May 31, 2019 / 2:34 PM / 6 months ago

Finland's coalition parties agree on government program

HELSINKI (Reuters) - Finland’s election-winning Social Democrats and four smaller parties reached an agreement on a joint government program for their four-year term, Finland’s likely next prime minister Antti Rinne said on Friday, in a decisive step to secure a majority coalition.

FILE PHOTO: Social Democratic Party leader Antti Rinne listens during an interview in Helsinki, Finland April 9, 2019. Picture taken April 9, 2019. REUTERS/Attila Cser - RC145C9360B0/File Photo

The five parties have been in talks to agree a joint program for their planned coalition since the April 14 general election, which Rinne’s Social Democrats won with just 17.7% of the vote, forcing him to look for partners to rule.

“The government program is now wrapped up,” Rinne told reporters, adding the parties would continue to negotiate about ministerial nominations on Sunday and publish the program on Monday.

The nationalist and eurosceptic Finns Party came second by a tight margin, at 17.5%, but Rinne excluded them from the coalition talks, opting to partner up with outgoing Prime Minister Juha Sipila’s Center Party as his main coalition ally in addition to the Greens, the Left Alliance and the Swedish People’s Party.

The Social Democrats won the election on promises to preserve Finland’s comprehensive welfare state, after the previous center-right government imposed austerity measures.

On Tuesday, Rinne confirmed a report that day in daily Helsingin Sanomat that the coalition parties plan to increase permanent public expenditure by 1.2 billion euros ($1.34 billion) over the government’s four-year term.

“Under conditions of normal economic growth, we won’t incur more debt,” Rinne said, adding that by this he meant GDP growth of around 2%.

Finland’s gross domestic product grew 2.3% last year but latest forecasts for this year vary between 1.5% and 1.9%, while Statistics Finland said on Wednesday the economy grew only 1.2% in the first quarter year-on-year.

The coalition’s employment measures aim to create 60,000 new jobs, needed for the government to reach its target employment rate of 75% employment, up from 72.4% in April.

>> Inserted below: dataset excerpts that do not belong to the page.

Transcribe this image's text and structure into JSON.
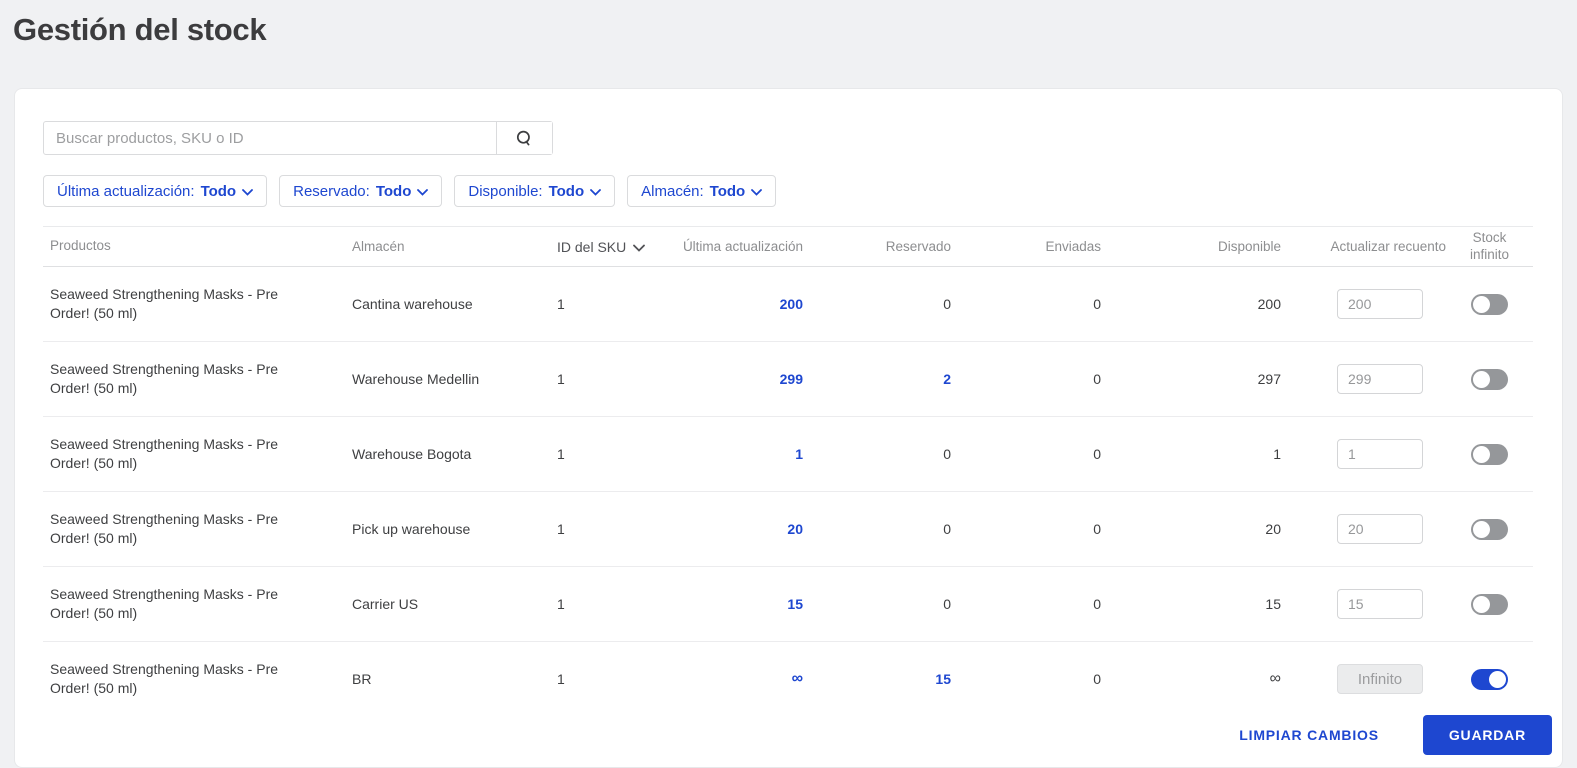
{
  "page": {
    "title": "Gestión del stock"
  },
  "search": {
    "placeholder": "Buscar productos, SKU o ID",
    "value": ""
  },
  "filters": [
    {
      "label": "Última actualización:",
      "value": "Todo"
    },
    {
      "label": "Reservado:",
      "value": "Todo"
    },
    {
      "label": "Disponible:",
      "value": "Todo"
    },
    {
      "label": "Almacén:",
      "value": "Todo"
    }
  ],
  "table": {
    "headers": {
      "products": "Productos",
      "warehouse": "Almacén",
      "sku_id": "ID del SKU",
      "last_update": "Última actualización",
      "reserved": "Reservado",
      "shipped": "Enviadas",
      "available": "Disponible",
      "update_count": "Actualizar recuento",
      "infinite_stock": "Stock infinito"
    },
    "rows": [
      {
        "product": "Seaweed Strengthening Masks - Pre Order! (50 ml)",
        "warehouse": "Cantina warehouse",
        "sku_id": "1",
        "last_update": "200",
        "reserved": "0",
        "shipped": "0",
        "available": "200",
        "update_count": "200",
        "stock_infinito": false
      },
      {
        "product": "Seaweed Strengthening Masks - Pre Order! (50 ml)",
        "warehouse": "Warehouse Medellin",
        "sku_id": "1",
        "last_update": "299",
        "reserved": "2",
        "shipped": "0",
        "available": "297",
        "update_count": "299",
        "stock_infinito": false
      },
      {
        "product": "Seaweed Strengthening Masks - Pre Order! (50 ml)",
        "warehouse": "Warehouse Bogota",
        "sku_id": "1",
        "last_update": "1",
        "reserved": "0",
        "shipped": "0",
        "available": "1",
        "update_count": "1",
        "stock_infinito": false
      },
      {
        "product": "Seaweed Strengthening Masks - Pre Order! (50 ml)",
        "warehouse": "Pick up warehouse",
        "sku_id": "1",
        "last_update": "20",
        "reserved": "0",
        "shipped": "0",
        "available": "20",
        "update_count": "20",
        "stock_infinito": false
      },
      {
        "product": "Seaweed Strengthening Masks - Pre Order! (50 ml)",
        "warehouse": "Carrier US",
        "sku_id": "1",
        "last_update": "15",
        "reserved": "0",
        "shipped": "0",
        "available": "15",
        "update_count": "15",
        "stock_infinito": false
      },
      {
        "product": "Seaweed Strengthening Masks - Pre Order! (50 ml)",
        "warehouse": "BR",
        "sku_id": "1",
        "last_update": "∞",
        "reserved": "15",
        "shipped": "0",
        "available": "∞",
        "update_count": "Infinito",
        "stock_infinito": true
      }
    ]
  },
  "footer": {
    "clear_label": "LIMPIAR CAMBIOS",
    "save_label": "GUARDAR"
  },
  "colors": {
    "accent": "#1e47d0",
    "page-bg": "#f0f1f3",
    "toggle-off": "#95979a"
  }
}
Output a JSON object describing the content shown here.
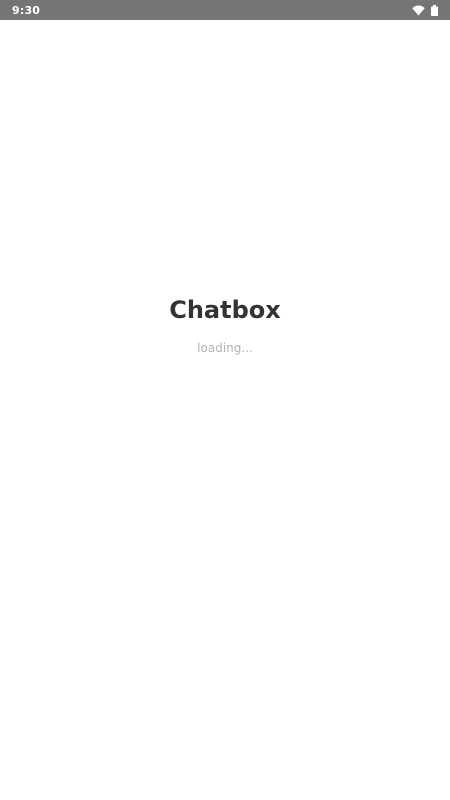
{
  "status_bar": {
    "time": "9:30",
    "icons": [
      "wifi-icon",
      "battery-icon"
    ],
    "background_color": "#757575"
  },
  "splash": {
    "title": "Chatbox",
    "loading_text": "loading..."
  },
  "colors": {
    "title": "#333333",
    "loading": "#b3b3b3",
    "background": "#ffffff"
  }
}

Rinne has not confirmed or denied other details of Helsingin Sanomat’s report, including that public assets would be sold to raise some 2-3 billion euros ($2.24-3.36 billion). The paper said those funds would be used for non-recurring items such new fast railway connections between Helsinki and Turku on the south-western coast and Tampere, north of the capital.

Earlier this week Rinne said the five parties had agreed on tax hikes worth 700 million euros. According to Helsingin Sanomat, the increases will mostly be to excise and environmental duties.